Bulletin Nr. 38; Juni 2003

Wenn sogar der Zugang zum Asylverfahren privatisiert wird

Das Zauberwort heisst Outsourcing

Immer mehr Funktionen des öffentlichen Dienstes werden privatisiert. Im sensiblen Bereich des Flughafentransits übernimmt eine Privatfirma die Dokumentenkontrolle und entscheidet, ob ein Passagier einreisen darf oder nach einem Zwischenhalt weiterfliegen muss.
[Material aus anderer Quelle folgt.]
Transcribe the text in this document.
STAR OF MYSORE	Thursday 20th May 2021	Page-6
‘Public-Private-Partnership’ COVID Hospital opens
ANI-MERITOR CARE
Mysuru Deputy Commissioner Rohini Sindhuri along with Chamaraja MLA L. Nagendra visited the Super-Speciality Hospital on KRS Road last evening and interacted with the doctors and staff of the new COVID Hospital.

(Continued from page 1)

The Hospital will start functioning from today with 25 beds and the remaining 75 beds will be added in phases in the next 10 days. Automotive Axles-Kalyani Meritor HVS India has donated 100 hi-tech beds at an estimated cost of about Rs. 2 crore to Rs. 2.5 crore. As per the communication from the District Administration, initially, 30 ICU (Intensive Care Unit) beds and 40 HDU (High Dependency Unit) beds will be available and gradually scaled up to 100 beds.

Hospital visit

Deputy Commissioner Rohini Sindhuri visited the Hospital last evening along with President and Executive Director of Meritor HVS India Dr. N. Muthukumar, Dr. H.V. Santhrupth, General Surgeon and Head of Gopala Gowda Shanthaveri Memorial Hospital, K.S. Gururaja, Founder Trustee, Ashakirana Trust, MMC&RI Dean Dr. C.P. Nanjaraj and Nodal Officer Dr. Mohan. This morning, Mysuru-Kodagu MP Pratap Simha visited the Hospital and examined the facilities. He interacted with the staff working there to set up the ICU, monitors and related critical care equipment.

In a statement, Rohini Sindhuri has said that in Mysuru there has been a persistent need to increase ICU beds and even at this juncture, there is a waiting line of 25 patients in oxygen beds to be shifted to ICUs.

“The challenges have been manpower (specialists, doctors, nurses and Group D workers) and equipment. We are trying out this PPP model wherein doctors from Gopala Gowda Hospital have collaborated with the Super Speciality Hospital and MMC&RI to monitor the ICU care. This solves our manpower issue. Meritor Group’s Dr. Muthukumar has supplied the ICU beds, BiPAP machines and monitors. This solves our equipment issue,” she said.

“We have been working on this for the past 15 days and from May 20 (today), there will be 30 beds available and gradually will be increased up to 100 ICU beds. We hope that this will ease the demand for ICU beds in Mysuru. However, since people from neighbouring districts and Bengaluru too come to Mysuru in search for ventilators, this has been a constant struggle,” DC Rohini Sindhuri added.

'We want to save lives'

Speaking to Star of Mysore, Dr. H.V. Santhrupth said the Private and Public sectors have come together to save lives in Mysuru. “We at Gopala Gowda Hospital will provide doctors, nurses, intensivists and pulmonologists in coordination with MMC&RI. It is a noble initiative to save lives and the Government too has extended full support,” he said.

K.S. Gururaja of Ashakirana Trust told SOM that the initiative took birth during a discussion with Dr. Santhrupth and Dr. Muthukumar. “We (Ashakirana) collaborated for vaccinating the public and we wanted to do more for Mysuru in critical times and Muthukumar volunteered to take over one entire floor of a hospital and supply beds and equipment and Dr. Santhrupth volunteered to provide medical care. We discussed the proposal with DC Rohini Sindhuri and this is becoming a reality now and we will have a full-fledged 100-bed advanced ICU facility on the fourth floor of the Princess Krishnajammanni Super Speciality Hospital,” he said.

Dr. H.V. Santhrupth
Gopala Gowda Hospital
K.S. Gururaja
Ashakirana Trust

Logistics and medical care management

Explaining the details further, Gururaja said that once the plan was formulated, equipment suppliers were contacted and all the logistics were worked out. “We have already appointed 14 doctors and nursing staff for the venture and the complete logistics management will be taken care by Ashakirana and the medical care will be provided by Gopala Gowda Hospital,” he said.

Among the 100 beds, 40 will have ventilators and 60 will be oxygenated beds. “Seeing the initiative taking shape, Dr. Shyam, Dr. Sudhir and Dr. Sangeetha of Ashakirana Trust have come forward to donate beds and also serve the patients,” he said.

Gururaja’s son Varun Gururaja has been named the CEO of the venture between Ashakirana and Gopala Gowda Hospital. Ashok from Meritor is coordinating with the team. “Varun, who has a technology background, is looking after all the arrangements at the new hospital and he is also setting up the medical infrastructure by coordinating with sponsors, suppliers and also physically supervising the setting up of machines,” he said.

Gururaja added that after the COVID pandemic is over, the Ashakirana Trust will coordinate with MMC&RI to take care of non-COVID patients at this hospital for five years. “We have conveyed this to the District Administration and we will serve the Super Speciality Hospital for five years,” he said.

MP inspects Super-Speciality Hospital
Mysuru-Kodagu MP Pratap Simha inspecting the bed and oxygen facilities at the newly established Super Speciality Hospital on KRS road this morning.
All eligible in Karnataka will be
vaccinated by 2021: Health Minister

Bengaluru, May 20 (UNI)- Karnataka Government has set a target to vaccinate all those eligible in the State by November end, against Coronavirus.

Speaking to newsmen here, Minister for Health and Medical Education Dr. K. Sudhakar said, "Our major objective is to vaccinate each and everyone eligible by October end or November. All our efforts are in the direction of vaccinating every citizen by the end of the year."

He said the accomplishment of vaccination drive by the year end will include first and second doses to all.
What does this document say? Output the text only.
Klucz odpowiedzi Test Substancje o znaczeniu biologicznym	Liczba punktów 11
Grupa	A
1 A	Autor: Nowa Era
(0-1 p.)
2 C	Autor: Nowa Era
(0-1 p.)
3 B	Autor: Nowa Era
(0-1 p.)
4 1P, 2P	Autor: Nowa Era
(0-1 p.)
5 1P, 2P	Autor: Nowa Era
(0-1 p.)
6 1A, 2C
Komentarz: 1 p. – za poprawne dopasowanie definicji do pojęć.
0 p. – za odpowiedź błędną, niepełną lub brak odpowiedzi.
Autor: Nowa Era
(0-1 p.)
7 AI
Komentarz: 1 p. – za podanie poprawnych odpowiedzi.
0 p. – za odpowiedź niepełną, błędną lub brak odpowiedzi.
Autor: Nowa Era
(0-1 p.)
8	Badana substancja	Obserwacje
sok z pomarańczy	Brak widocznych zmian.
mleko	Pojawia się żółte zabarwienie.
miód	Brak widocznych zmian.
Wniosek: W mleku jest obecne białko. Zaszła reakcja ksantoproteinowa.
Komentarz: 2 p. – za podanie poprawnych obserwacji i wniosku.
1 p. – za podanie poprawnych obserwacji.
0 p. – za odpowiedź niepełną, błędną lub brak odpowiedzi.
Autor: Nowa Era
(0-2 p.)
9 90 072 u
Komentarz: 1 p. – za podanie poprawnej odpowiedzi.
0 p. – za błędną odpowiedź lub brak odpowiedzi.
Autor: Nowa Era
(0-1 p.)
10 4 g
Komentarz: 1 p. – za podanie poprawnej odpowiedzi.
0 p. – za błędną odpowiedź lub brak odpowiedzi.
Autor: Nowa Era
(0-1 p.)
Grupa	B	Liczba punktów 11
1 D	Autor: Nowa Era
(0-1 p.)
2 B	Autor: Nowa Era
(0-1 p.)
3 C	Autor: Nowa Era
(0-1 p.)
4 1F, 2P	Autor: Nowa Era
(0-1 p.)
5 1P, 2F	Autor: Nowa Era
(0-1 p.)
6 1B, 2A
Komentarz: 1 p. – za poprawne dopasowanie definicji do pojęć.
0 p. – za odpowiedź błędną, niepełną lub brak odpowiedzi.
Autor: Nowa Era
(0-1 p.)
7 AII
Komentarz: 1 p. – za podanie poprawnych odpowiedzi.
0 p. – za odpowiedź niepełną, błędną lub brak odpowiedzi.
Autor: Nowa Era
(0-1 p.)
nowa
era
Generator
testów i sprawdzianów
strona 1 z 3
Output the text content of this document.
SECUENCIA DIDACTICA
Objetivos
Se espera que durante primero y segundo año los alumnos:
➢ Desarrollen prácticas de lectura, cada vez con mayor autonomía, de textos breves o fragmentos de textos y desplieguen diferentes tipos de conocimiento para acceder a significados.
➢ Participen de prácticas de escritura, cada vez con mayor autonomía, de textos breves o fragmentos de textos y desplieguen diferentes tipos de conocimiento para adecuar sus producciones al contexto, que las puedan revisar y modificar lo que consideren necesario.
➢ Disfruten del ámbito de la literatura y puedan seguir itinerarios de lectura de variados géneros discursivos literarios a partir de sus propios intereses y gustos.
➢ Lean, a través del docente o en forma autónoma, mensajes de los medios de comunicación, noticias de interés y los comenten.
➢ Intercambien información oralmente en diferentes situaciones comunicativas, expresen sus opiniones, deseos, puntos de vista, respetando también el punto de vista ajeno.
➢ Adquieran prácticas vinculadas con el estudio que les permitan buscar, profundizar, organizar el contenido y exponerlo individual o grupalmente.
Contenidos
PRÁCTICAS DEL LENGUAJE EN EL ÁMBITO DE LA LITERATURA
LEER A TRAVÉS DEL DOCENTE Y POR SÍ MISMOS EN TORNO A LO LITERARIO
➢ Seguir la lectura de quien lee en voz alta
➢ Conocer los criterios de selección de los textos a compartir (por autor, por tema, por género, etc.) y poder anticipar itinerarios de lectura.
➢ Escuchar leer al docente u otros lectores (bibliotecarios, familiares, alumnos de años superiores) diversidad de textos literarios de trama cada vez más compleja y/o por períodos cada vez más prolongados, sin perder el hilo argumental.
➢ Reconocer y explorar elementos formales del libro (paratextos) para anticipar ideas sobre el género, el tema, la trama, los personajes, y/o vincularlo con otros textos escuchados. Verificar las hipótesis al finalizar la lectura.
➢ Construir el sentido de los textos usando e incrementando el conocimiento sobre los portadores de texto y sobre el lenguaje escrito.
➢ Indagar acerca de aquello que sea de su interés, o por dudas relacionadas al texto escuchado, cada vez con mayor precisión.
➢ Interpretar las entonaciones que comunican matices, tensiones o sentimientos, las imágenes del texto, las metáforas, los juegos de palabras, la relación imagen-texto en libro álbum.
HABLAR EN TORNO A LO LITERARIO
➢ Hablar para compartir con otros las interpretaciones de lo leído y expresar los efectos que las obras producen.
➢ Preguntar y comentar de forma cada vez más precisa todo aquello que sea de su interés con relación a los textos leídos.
«INADMISSIBLE» wird aufs Ticket gestempelt, wenn ein Pass, ein Visum oder auch das zum Pass gehörige Gesicht dem gestrengen Blick der zivilen Wächter nicht genügt. Für die Swiss erledigt diese Aufgabe der Customers Ground Service (CGS), neuerdings zu 85 Prozent im Besitz der Protectas AG, welche wiederum der internationalen Securitas Group gehört. Privatisiert ist somit auch der Zugang zu einem Asylverfahren.
Art. 18 Asylgesetz: «Jede Äusserung, mit der eine Person zu erkennen gibt, dass sie die Schweiz um Schutz vor Verfolgung nachsucht, gilt als Asylgesuch.»
Das Bundesamt für Flüchtlinge, die Flughafenpolizei und auch die zuständige Regierungsrätin des Kantons Zürich behaupten laut und leise, dass der Zugang zum Asylverfahren im Transit gesichert sei. Zweifel sind angebracht, wie die folgende Geschichte zeigt.
 
Kein Recht auf Familiennachzug
E. ist religiös verheiratet mit einem in der Schweiz anerkannten Flüchtling. Dies gibt kein Recht auf Familiennachzug. Alle Versuche, ein Visum zu erhalten, schlagen fehl, dafür bekommt die Polizei im Heimatland Wind von den Bemühungen. E. wird einige Male festgenommen, geschlagen, bedroht. Ihr Geschäft wird geschlossen - höchste Zeit, das Land zu verlassen. Sie kauft ein Retourticket in ein Drittland, für welches sie kein Visum braucht, die Ausreise gelingt mit einigen Verstellungskünsten. Vom Drittland bucht sie einen Rundflug, da sie ja kein Visum für die Schweiz besitzt, mit der Absicht, in Zürich ein Asylgesuch zu stellen. Schon beim Abflug im Drittland gibt es Probleme. Ihr Pass, ihre Identitätskarte und das Ticket werden ihr abgenommen und dem Piloten übergeben. Bei der Ankunft in Zürich um 8.50 Uhr wird sie von einem Mann in Zivil abgeholt und in einen Raum gebracht.
 
Funkstille bei der Flughafenpolizei
Der erwartete Telefonanruf bleibt aus, auf das per Fax rechtzeitig eingereichte Asylgesuch kommt keine Reaktion der Flughafenpolizei. Auf telefonische Nachfrage beim Chef kommt um 11 Uhr die Information: «Ja, die ist jetzt leider schon unterwegs nach Genf, die CGS hat sie im Inadmissible-Center gehabt. Die Frau habe aber gar nichts gesagt von Asyl...» Allwäg, wers glaubt … Jetzt wird es knapp. Der Weiterflug ins Heimatland verlässt Genf um 12.20 Uhr. Die Flughafenpolizei in Genf anrufen? Ein freundlicher Beamter verspricht, alles zu unternehmen, um die Frau zu finden. Er findet es daneben, was da passiert sei: «Là, il faut tapper quelqu'un sur les doigts.» Um 12 Uhr kommt der Rückruf: «On a trouvé la dame, nous lui avons rendu tous les documents confisqués, elle va retourner avec le prochain vol vers Zurich …» Folgt Flugnummer, Ankunftszeit und -ort. Chapeau. Um 16 Uhr rattert die unterschriebene Vollmacht aus dem Fax.
Für einmal endet die Geschichte gut, nach dem Transitverfahren wird die Einreise bewilligt. Was aber ist mit all denen, die spurlos verschwinden, weil niemand von ihnen weiss?